Secured Loans

Comparing Repossession in Secured and Unsecured Loans

Both secured and unsecured loans involve penalties to the lender for defaulting on repayments. With a secured loan, these penalties may be more severe, as the property you used to guarantee the loan may be repossessed. Because unsecured loans are not guaranteed by a valuable personal asset, the threat of property repossession is not a factor, in most cases. However, some lenders may go to court to have property repossessed if a borrower defaults on an unsecured loan.

With either a secured or an unsecured loan, you may reduce the risk of repossession by communicating with your lender if you have financial difficulties. Most lenders are not keen on going to the trouble and expense of repossession, and they may be willing to make arrangements to receive your payment late or lower your interest rates to make repayments more manageable. A lender may even agree to accept smaller repayments for several months rather than having you default on the loan altogether.

Secured Loan Guarantees

Secured loans are guaranteed by a personal asset, such as a car, an automobile or a boat, which has sufficient value to recompense the lender if the borrower defaults on the agreement. When you sign a lending agreement with a financial institution, you agree that the lender may take possession of the property if you fail to keep up repayments. The lending agreement should set out the terms and conditions for the loan, including how and when the property may be repossessed.

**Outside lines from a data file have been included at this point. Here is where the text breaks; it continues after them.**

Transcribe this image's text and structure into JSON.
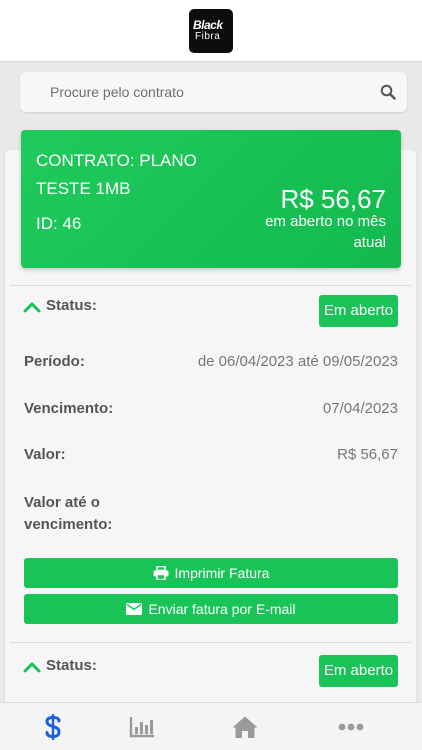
{
  "header": {
    "logo_line1": "Black",
    "logo_line2": "Fibra"
  },
  "search": {
    "placeholder": "Procure pelo contrato",
    "icon": "search-icon"
  },
  "contract": {
    "name": "CONTRATO: PLANO TESTE 1MB",
    "id_text": "ID: 46",
    "amount": "R$ 56,67",
    "amount_note": "em aberto no mês atual"
  },
  "invoices": [
    {
      "status_label": "Status:",
      "status_value": "Em aberto",
      "period_label": "Período:",
      "period_value": "de 06/04/2023 até 09/05/2023",
      "due_label": "Vencimento:",
      "due_value": "07/04/2023",
      "value_label": "Valor:",
      "value_value": "R$ 56,67",
      "value_until_due_label": "Valor até o vencimento:",
      "print_button": "Imprimir Fatura",
      "email_button": "Enviar fatura por E-mail"
    },
    {
      "status_label": "Status:",
      "status_value": "Em aberto"
    }
  ],
  "tabbar": {
    "items": [
      {
        "icon": "dollar-icon",
        "active": true
      },
      {
        "icon": "bar-chart-icon",
        "active": false
      },
      {
        "icon": "home-icon",
        "active": false
      },
      {
        "icon": "more-icon",
        "active": false
      }
    ]
  },
  "colors": {
    "accent": "#19c358",
    "tab_active": "#1b5fe0",
    "tab_inactive": "#9a9a9a"
  }
}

Although a borrower faces the risk of repossession with a secured loan, secured lending agreements offer certain advantages. Because a secured loan is guaranteed by collateral, you may often qualify for a larger loan than you might otherwise afford. In addition, you may be entitled to lower interest rates and a longer repayment term when you secure a loan with collateral. Borrowers who have a history of adverse credit may find that they are able to qualify for a secured loan if unsecured loans are not available.

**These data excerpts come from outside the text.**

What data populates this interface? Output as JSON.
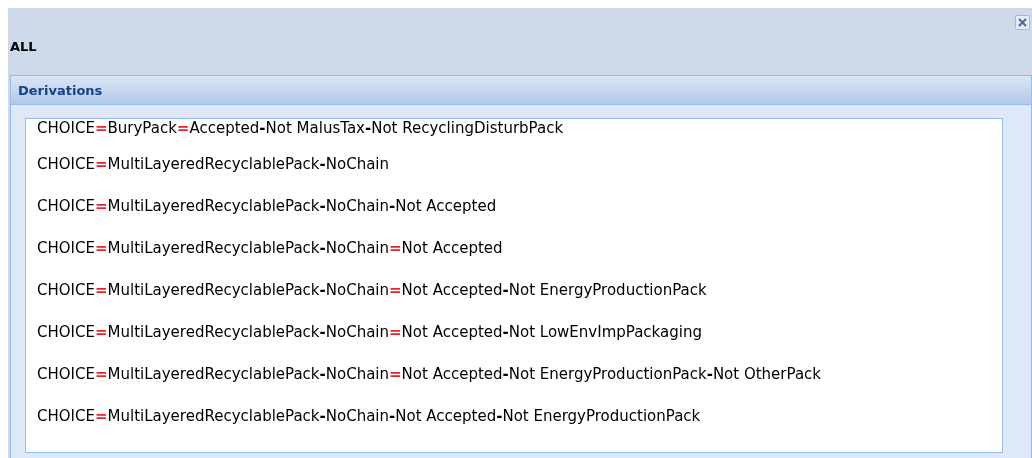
{
  "window": {
    "title": "ALL"
  },
  "panel": {
    "title": "Derivations",
    "derivations": [
      {
        "parts": [
          {
            "kind": "term",
            "text": "CHOICE"
          },
          {
            "kind": "equals",
            "text": "="
          },
          {
            "kind": "term",
            "text": "BuryPack"
          },
          {
            "kind": "equals",
            "text": "="
          },
          {
            "kind": "term",
            "text": "Accepted"
          },
          {
            "kind": "dash",
            "text": "-"
          },
          {
            "kind": "term",
            "text": "Not MalusTax"
          },
          {
            "kind": "dash",
            "text": "-"
          },
          {
            "kind": "term",
            "text": "Not RecyclingDisturbPack"
          }
        ]
      },
      {
        "parts": [
          {
            "kind": "term",
            "text": "CHOICE"
          },
          {
            "kind": "equals",
            "text": "="
          },
          {
            "kind": "term",
            "text": "MultiLayeredRecyclablePack"
          },
          {
            "kind": "dash",
            "text": "-"
          },
          {
            "kind": "term",
            "text": "NoChain"
          }
        ]
      },
      {
        "parts": [
          {
            "kind": "term",
            "text": "CHOICE"
          },
          {
            "kind": "equals",
            "text": "="
          },
          {
            "kind": "term",
            "text": "MultiLayeredRecyclablePack"
          },
          {
            "kind": "dash",
            "text": "-"
          },
          {
            "kind": "term",
            "text": "NoChain"
          },
          {
            "kind": "dash",
            "text": "-"
          },
          {
            "kind": "term",
            "text": "Not Accepted"
          }
        ]
      },
      {
        "parts": [
          {
            "kind": "term",
            "text": "CHOICE"
          },
          {
            "kind": "equals",
            "text": "="
          },
          {
            "kind": "term",
            "text": "MultiLayeredRecyclablePack"
          },
          {
            "kind": "dash",
            "text": "-"
          },
          {
            "kind": "term",
            "text": "NoChain"
          },
          {
            "kind": "equals",
            "text": "="
          },
          {
            "kind": "term",
            "text": "Not Accepted"
          }
        ]
      },
      {
        "parts": [
          {
            "kind": "term",
            "text": "CHOICE"
          },
          {
            "kind": "equals",
            "text": "="
          },
          {
            "kind": "term",
            "text": "MultiLayeredRecyclablePack"
          },
          {
            "kind": "dash",
            "text": "-"
          },
          {
            "kind": "term",
            "text": "NoChain"
          },
          {
            "kind": "equals",
            "text": "="
          },
          {
            "kind": "term",
            "text": "Not Accepted"
          },
          {
            "kind": "dash",
            "text": "-"
          },
          {
            "kind": "term",
            "text": "Not EnergyProductionPack"
          }
        ]
      },
      {
        "parts": [
          {
            "kind": "term",
            "text": "CHOICE"
          },
          {
            "kind": "equals",
            "text": "="
          },
          {
            "kind": "term",
            "text": "MultiLayeredRecyclablePack"
          },
          {
            "kind": "dash",
            "text": "-"
          },
          {
            "kind": "term",
            "text": "NoChain"
          },
          {
            "kind": "equals",
            "text": "="
          },
          {
            "kind": "term",
            "text": "Not Accepted"
          },
          {
            "kind": "dash",
            "text": "-"
          },
          {
            "kind": "term",
            "text": "Not LowEnvImpPackaging"
          }
        ]
      },
      {
        "parts": [
          {
            "kind": "term",
            "text": "CHOICE"
          },
          {
            "kind": "equals",
            "text": "="
          },
          {
            "kind": "term",
            "text": "MultiLayeredRecyclablePack"
          },
          {
            "kind": "dash",
            "text": "-"
          },
          {
            "kind": "term",
            "text": "NoChain"
          },
          {
            "kind": "equals",
            "text": "="
          },
          {
            "kind": "term",
            "text": "Not Accepted"
          },
          {
            "kind": "dash",
            "text": "-"
          },
          {
            "kind": "term",
            "text": "Not EnergyProductionPack"
          },
          {
            "kind": "dash",
            "text": "-"
          },
          {
            "kind": "term",
            "text": "Not OtherPack"
          }
        ]
      },
      {
        "parts": [
          {
            "kind": "term",
            "text": "CHOICE"
          },
          {
            "kind": "equals",
            "text": "="
          },
          {
            "kind": "term",
            "text": "MultiLayeredRecyclablePack"
          },
          {
            "kind": "dash",
            "text": "-"
          },
          {
            "kind": "term",
            "text": "NoChain"
          },
          {
            "kind": "dash",
            "text": "-"
          },
          {
            "kind": "term",
            "text": "Not Accepted"
          },
          {
            "kind": "dash",
            "text": "-"
          },
          {
            "kind": "term",
            "text": "Not EnergyProductionPack"
          }
        ]
      }
    ]
  }
}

Lenders have certain requirements about the type of property used to secure a loan. In general, financial institutions prefer that loans be secured with a house or other property that can't be moved. Some institutions will accept cars, boats or recreational vehicles as collateral; however, interest rates may be higher and loan amounts may be smaller. When you take out a loan to buy a house or a car, the loan is usually secured by the property itself. With these loans, the property to be repossessed would be your home or vehicle.

Repossession and Unsecured Loans

Unsecured loans are not guaranteed by collateral, but by your credit history and your income. In order to qualify for an unsecured loan at a competitive interest rate, most lenders will require that you have a strong financial profile. Specialist lenders may offer unsecured loans to borrowers with a poor credit history, but interest rates may be quite high, and repayment terms will be less favourable than terms for a secured loan.

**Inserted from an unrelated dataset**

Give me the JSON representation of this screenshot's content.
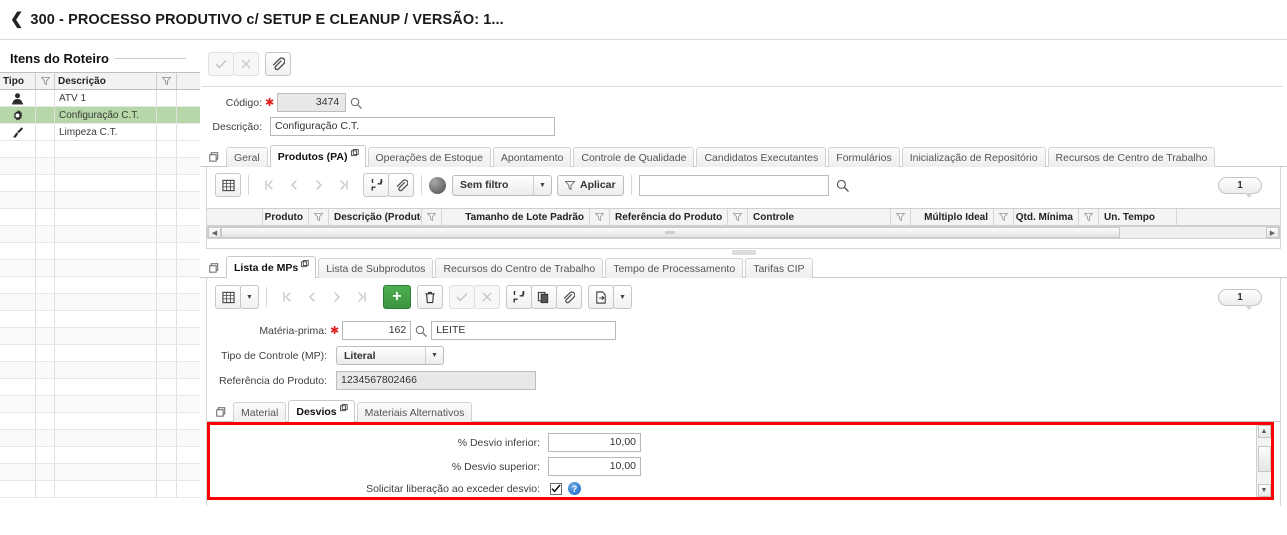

According to the original terms of an unsecured lending agreement, your house, car or other property cannot be repossessed if you default on your repayments. However, some lenders will take a debtor to court if the loan is not repaid. A creditor may take out a charging order through the courts, which means that if your property is ever sold, the creditor will be repaid out of the proceeds from the sale. As you are comparing repossession in secured and unsecured loans, bear in mind that both types of loans involve the risk of having your property seized to pay off a creditor.